China Ancam Negara-negara mitra dagang setia pada AS, Ini Jawaban Menteri Perdagangan
Sekarang sebelumnya, Cina telah mengharapkan para mitra perdagangan untuk tidak menyusun perjanjian ekonomi yang bisa membahayakan hubungan mereka dengan Amerika Serikat (AS). Berdasarkan pandangan China, jenis persetujuan ini tak akan mampu mengakhiri konflik tariff diantara kedua negeri tersebut. Djatmiko Bris Witjaksono, Direktur Jenderal Perundingan Perdagangan Internasional dari Kementerian perdagangan, menyampaikan bahwa Indonesia memutuskan untuk tidak melakukan tindakan balasan terhadap Amerika Serikat atau negara lainnya.
"Menyangkut pemerintahan China, saya pikir baik Indonesia maupun China sama-sama mendukung prinsip-prinsip perdagangan multilateral. Kami berdua menghargai hak serta tanggung jawab kami secara bersamaan," ungkap Djatmiko saat memberikan paparan pers di Jakarta pada hari Senin (21/4).

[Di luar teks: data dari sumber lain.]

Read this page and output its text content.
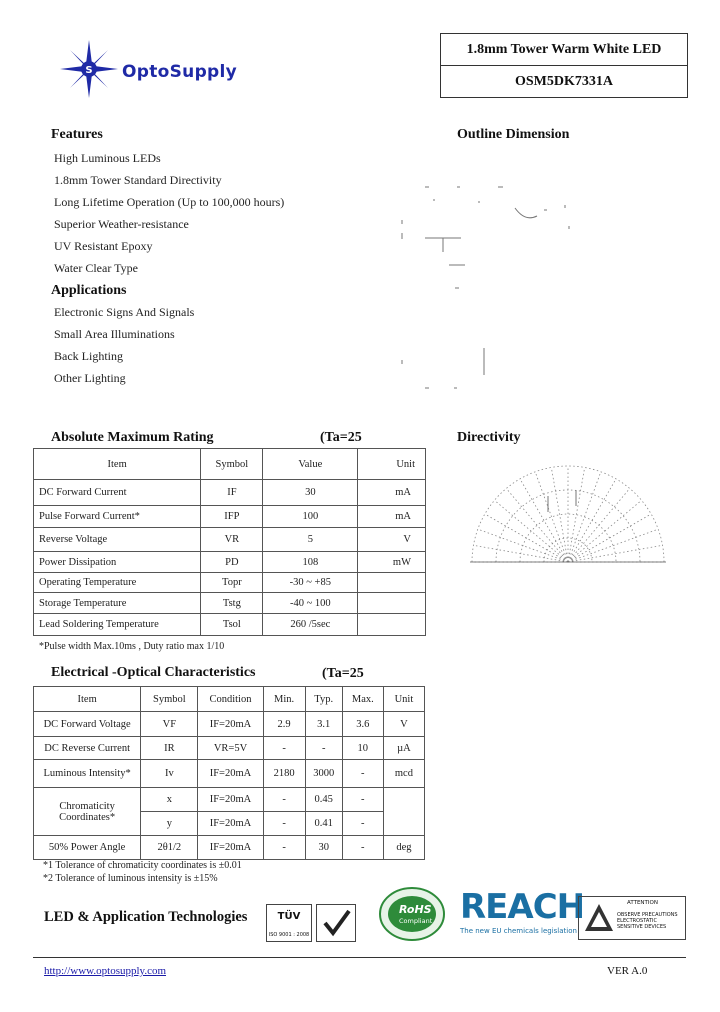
S OptoSupply
1.8mm Tower Warm White LED
OSM5DK7331A
Features
High Luminous LEDs
1.8mm Tower Standard Directivity
Long Lifetime Operation (Up to 100,000 hours)
Superior Weather-resistance
UV Resistant Epoxy
Water Clear Type
Applications
Electronic Signs And Signals
Small Area Illuminations
Back Lighting
Other Lighting
Outline Dimension
Absolute Maximum Rating	(Ta=25
Item	Symbol	Value	Unit
DC Forward Current	IF	30	mA
Pulse Forward Current*	IFP	100	mA
Reverse Voltage	VR	5	V
Power Dissipation	PD	108	mW
Operating Temperature	Topr	-30 ~ +85	
Storage Temperature	Tstg	-40 ~ 100	
Lead Soldering Temperature	Tsol	260 /5sec	
*Pulse width Max.10ms , Duty ratio max 1/10
Directivity
Electrical -Optical Characteristics	(Ta=25
Item	Symbol	Condition	Min.	Typ.	Max.	Unit
DC Forward Voltage	VF	IF=20mA	2.9	3.1	3.6	V
DC Reverse Current	IR	VR=5V	-	-	10	µA
Luminous Intensity*	Iv	IF=20mA	2180	3000	-	mcd
Chromaticity Coordinates*	x	IF=20mA	-	0.45	-	
	y	IF=20mA	-	0.41	-	
50% Power Angle	2θ1/2	IF=20mA	-	30	-	deg
*1 Tolerance of chromaticity coordinates is ±0.01
*2 Tolerance of luminous intensity is ±15%
LED & Application Technologies	TÜV
ISO 9001 : 2008
RoHS
Compliant REACH
The new EU chemicals legislation
ATTENTION
OBSERVE PRECAUTIONS ELECTROSTATIC SENSITIVE DEVICES
http://www.optosupply.com	VER A.0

- Menteri Pemasyarakatan dan Permasyarakatan Rencanakan Konversi Area Lapas di Urban Menjadi Kompleks Hunian
- Trump Mengancam Kemerdekaan The Fed, Harga Emas Melonjak di Atas Rp 57,2 Juta per Ounce
- Huawei Luncurkan Chip Kecerdasan Buatan Ascend 920, Bersiap Menggantikan Nvidia H20 di Negeri Tirai Bambu
China Siap Mengambil Tindakan Tajam
Seketika sebelumnya, juru bicara dari Kementerian Perdagangan Tiongkok menyatakan bahwa siapa saja yang merundingkan sesuatu tanpa mempertimbangkan kepentingan Tiongkok akan menerima sikap yang sangat tidak setuju. Apabila hal tersebut benar-benar terwujud, pemerintahan di Negeri Tirai Bambu ini berencana untuk melakukan kontra serangan secara tegas. "Menyerah bukan berarti mendapatkan ketenangan, dan berkompromi pun tak selalu mendapat penghargaan.Berusaha mencapai keuntungan sejenis dengan cara meniadakan orang lain melalui sesuatu yang dikenal sebagai pengecualian, mirip seperti memohon untuk memiliki kulit seekor harimau. Di akhir perjalanan, hal ini pada dasarnya tidak memberikan hasil apa-apa dan malahan dapat merugikan semua pihak terlibat," demikian kata juru bicara tersebut dilansir oleh CNN, Senin (21/4). Pada tanggal 9 April 2025, Presiden Amerika Serikat Donald Trump menyatakan penundaan bea masuk bagi mayoritas negara lainnya selama periode 90 hari.
Tujuan pokok dari aturan baru tersebut adalah membatasi pengaruh Tiongkok dalam perselisihan perdagangan global, termasuk penerapan kenaikan tarif impor produk-produk China sampai 145%. Menurut laporan yang diterbitkan oleh Wall Street Journal minggu lalu, pihak berwenang di bawah kepresidenan Trump disebut-sebut mengambil pendekatan perundingan tariff untuk mendorong mitra perdagangan mereka supaya mengekang interaksi ekonominya dengan Cina. Menurut informasi dari sumber yang tak disebutkan namanya, Amerika Serikat telah memohon kepada negeri-negeri sekutu agar menolak izin bagi barang-barang asal Tiongkok untuk lewat diwilayah mereka.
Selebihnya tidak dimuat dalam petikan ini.